Ordering Information
| Product Name | Catalog # | UNIT | Price | Qty | FAVORITES | |
MC1-R Double Nickase Plasmid (h) | sc-402152-NIC | 20 µg | $410.00 | |||
MC1-R Double Nickase Plasmid (h2) | sc-402152-NIC-2 | 20 µg | $410.00 |
MC1R encodes the melanocortin 1 receptor (MC1-R), a G protein–coupled receptor predominantly expressed in melanocytes that regulates pigmentation and cellular stress responses. Upon binding melanocortin peptides such as α-MSH, MC1-R activates Gs/adenylyl cyclase signaling to elevate cAMP, driving MITF-dependent transcription and shifting melanogenesis toward eumelanin production.
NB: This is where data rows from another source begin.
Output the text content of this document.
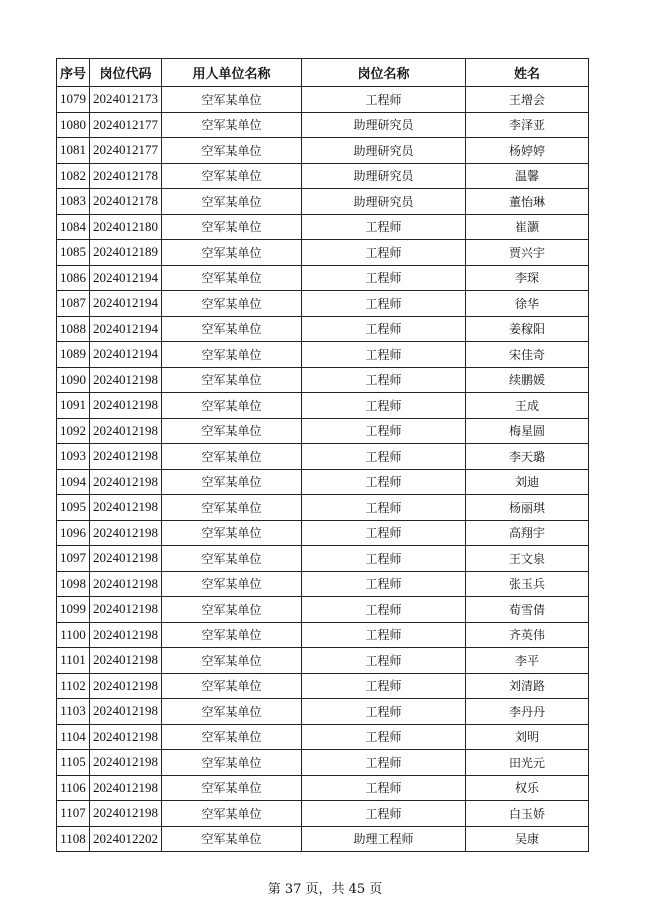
序号	岗位代码	用人单位名称	岗位名称	姓名
1079	2024012173	空军某单位	工程师	王增会
1080	2024012177	空军某单位	助理研究员	李泽亚
1081	2024012177	空军某单位	助理研究员	杨婷婷
1082	2024012178	空军某单位	助理研究员	温馨
1083	2024012178	空军某单位	助理研究员	董怡琳
1084	2024012180	空军某单位	工程师	崔灏
1085	2024012189	空军某单位	工程师	贾兴宇
1086	2024012194	空军某单位	工程师	李琛
1087	2024012194	空军某单位	工程师	徐华
1088	2024012194	空军某单位	工程师	姜稼阳
1089	2024012194	空军某单位	工程师	宋佳奇
1090	2024012198	空军某单位	工程师	续鹏媛
1091	2024012198	空军某单位	工程师	王成
1092	2024012198	空军某单位	工程师	梅星圆
1093	2024012198	空军某单位	工程师	李天璐
1094	2024012198	空军某单位	工程师	刘迪
1095	2024012198	空军某单位	工程师	杨丽琪
1096	2024012198	空军某单位	工程师	高翔宇
1097	2024012198	空军某单位	工程师	王文泉
1098	2024012198	空军某单位	工程师	张玉兵
1099	2024012198	空军某单位	工程师	荀雪倩
1100	2024012198	空军某单位	工程师	齐英伟
1101	2024012198	空军某单位	工程师	李平
1102	2024012198	空军某单位	工程师	刘清路
1103	2024012198	空军某单位	工程师	李丹丹
1104	2024012198	空军某单位	工程师	刘明
1105	2024012198	空军某单位	工程师	田光元
1106	2024012198	空军某单位	工程师	权乐
1107	2024012198	空军某单位	工程师	白玉娇
1108	2024012202	空军某单位	助理工程师	吴康
第 37 页，共 45 页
This pathway integrates with UV-induced DNA damage responses and redox homeostasis, influencing melanocyte survival and inflammatory signaling in the skin. Genetic variation and altered MC1R activity are associated with pigmentation phenotypes and increased susceptibility to UV-related skin pathology, making it a widely used locus for mechanistic studies in melanocyte biology and photobiology.
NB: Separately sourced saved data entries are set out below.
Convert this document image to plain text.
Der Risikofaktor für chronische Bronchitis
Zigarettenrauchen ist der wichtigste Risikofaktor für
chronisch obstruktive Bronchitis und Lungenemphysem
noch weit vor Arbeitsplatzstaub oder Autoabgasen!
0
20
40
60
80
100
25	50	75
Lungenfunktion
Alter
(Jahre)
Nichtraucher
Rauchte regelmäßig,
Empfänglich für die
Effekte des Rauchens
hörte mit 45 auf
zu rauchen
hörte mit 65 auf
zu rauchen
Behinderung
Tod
MC1-R Double Nickase Plasmid (h) consists of a matched pair of plasmids engineered for high-specificity editing of the MC1R locus in human cell lines. Each plasmid expresses a Cas9 D10A nickase and a distinct sgRNA targeting opposite DNA strands within MC1R. When directed to adjacent sites on opposite DNA strands, the two nickases generate offset single-strand nicks that together produce a staggered double-strand break, requiring coordinated on-target activity from both guides. The resulting DNA break is resolved by endogenous cellular repair pathways, most commonly through non-homologous end joining (NHEJ), leading to insertions or deletions that disrupt MC1R function. By requiring dual sgRNA engagement at the target locus, the double nicking approach enhances editing specificity and provides a complementary CRISPR strategy for applications where additional control over targeting precision is desired.
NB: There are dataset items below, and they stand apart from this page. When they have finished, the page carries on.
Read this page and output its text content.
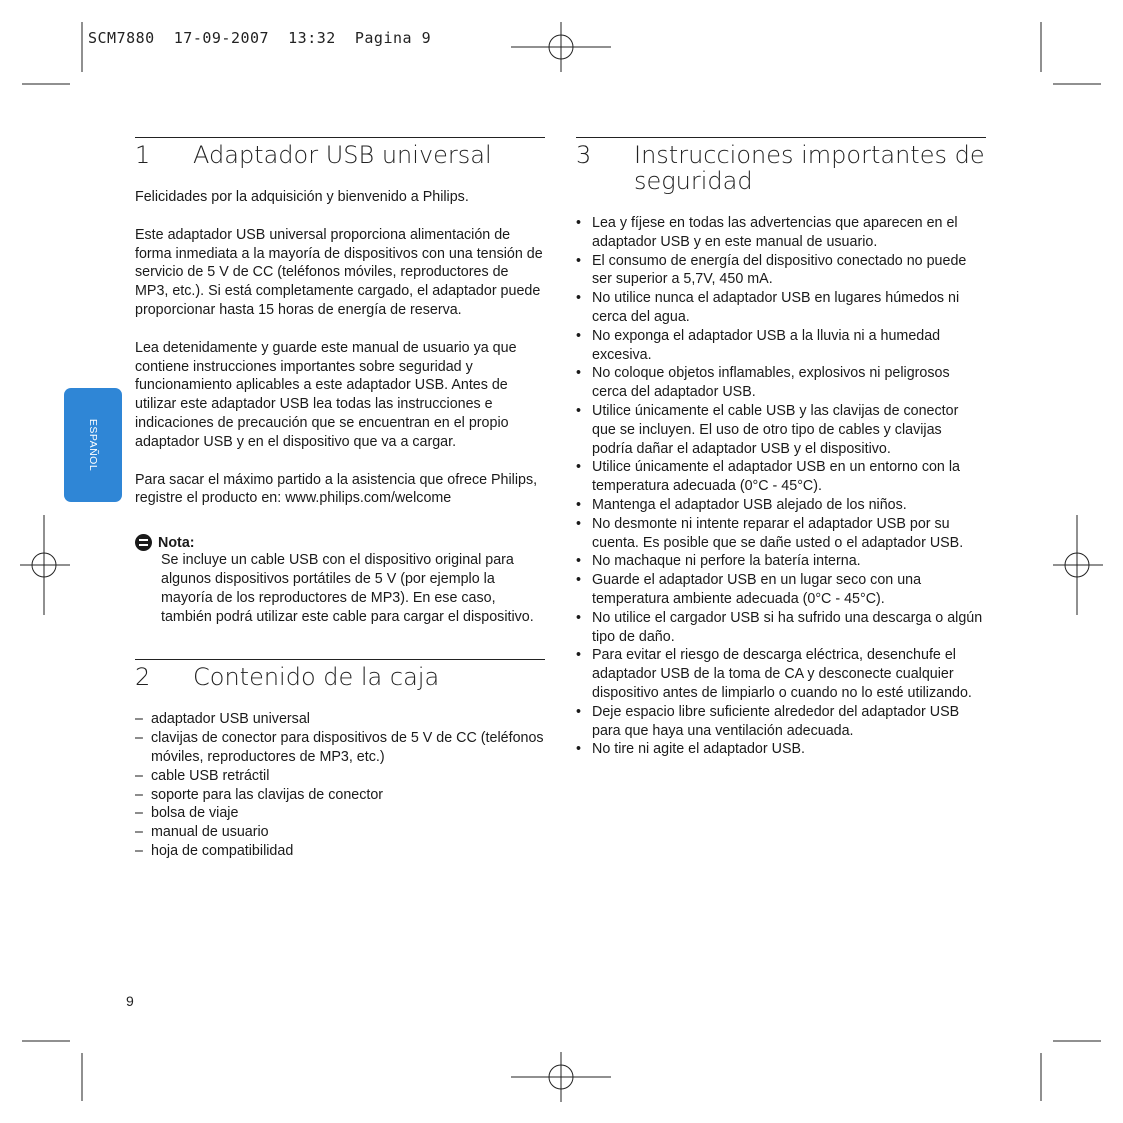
SCM7880  17-09-2007  13:32  Pagina 9
ESPAÑOL
1	Adaptador USB universal

Felicidades por la adquisición y bienvenido a Philips.

Este adaptador USB universal proporciona alimentación de forma inmediata a la mayoría de dispositivos con una tensión de servicio de 5 V de CC (teléfonos móviles, reproductores de MP3, etc.). Si está completamente cargado, el adaptador puede proporcionar hasta 15 horas de energía de reserva.

Lea detenidamente y guarde este manual de usuario ya que contiene instrucciones importantes sobre seguridad y funcionamiento aplicables a este adaptador USB. Antes de utilizar este adaptador USB lea todas las instrucciones e indicaciones de precaución que se encuentran en el propio adaptador USB y en el dispositivo que va a cargar.

Para sacar el máximo partido a la asistencia que ofrece Philips, registre el producto en: www.philips.com/welcome

Nota:

Se incluye un cable USB con el dispositivo original para algunos dispositivos portátiles de 5 V (por ejemplo la mayoría de los reproductores de MP3). En ese caso, también podrá utilizar este cable para cargar el dispositivo.

2	Contenido de la caja
– adaptador USB universal
– clavijas de conector para dispositivos de 5 V de CC (teléfonos móviles, reproductores de MP3, etc.)
– cable USB retráctil
– soporte para las clavijas de conector
– bolsa de viaje
– manual de usuario
– hoja de compatibilidad
3	Instrucciones importantes de seguridad
• Lea y fíjese en todas las advertencias que aparecen en el adaptador USB y en este manual de usuario.
• El consumo de energía del dispositivo conectado no puede ser superior a 5,7V, 450 mA.
• No utilice nunca el adaptador USB en lugares húmedos ni cerca del agua.
• No exponga el adaptador USB a la lluvia ni a humedad excesiva.
• No coloque objetos inflamables, explosivos ni peligrosos cerca del adaptador USB.
• Utilice únicamente el cable USB y las clavijas de conector que se incluyen. El uso de otro tipo de cables y clavijas podría dañar el adaptador USB y el dispositivo.
• Utilice únicamente el adaptador USB en un entorno con la temperatura adecuada (0°C - 45°C).
• Mantenga el adaptador USB alejado de los niños.
• No desmonte ni intente reparar el adaptador USB por su cuenta. Es posible que se dañe usted o el adaptador USB.
• No machaque ni perfore la batería interna.
• Guarde el adaptador USB en un lugar seco con una temperatura ambiente adecuada (0°C - 45°C).
• No utilice el cargador USB si ha sufrido una descarga o algún tipo de daño.
• Para evitar el riesgo de descarga eléctrica, desenchufe el adaptador USB de la toma de CA y desconecte cualquier dispositivo antes de limpiarlo o cuando no lo esté utilizando.
• Deje espacio libre suficiente alrededor del adaptador USB para que haya una ventilación adecuada.
• No tire ni agite el adaptador USB.
9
To support efficient identification of edited cells, one plasmid encodes GFP for fluorescent visualization of transfected populations, while the companion plasmid carries a puromycin resistance gene for antibiotic selection. Together, these features support efficient enrichment of co-transfected populations and simplify the validation of MC1R-disrupted clones.
For Research Use Only. Not Intended for Diagnostic or Therapeutic Use.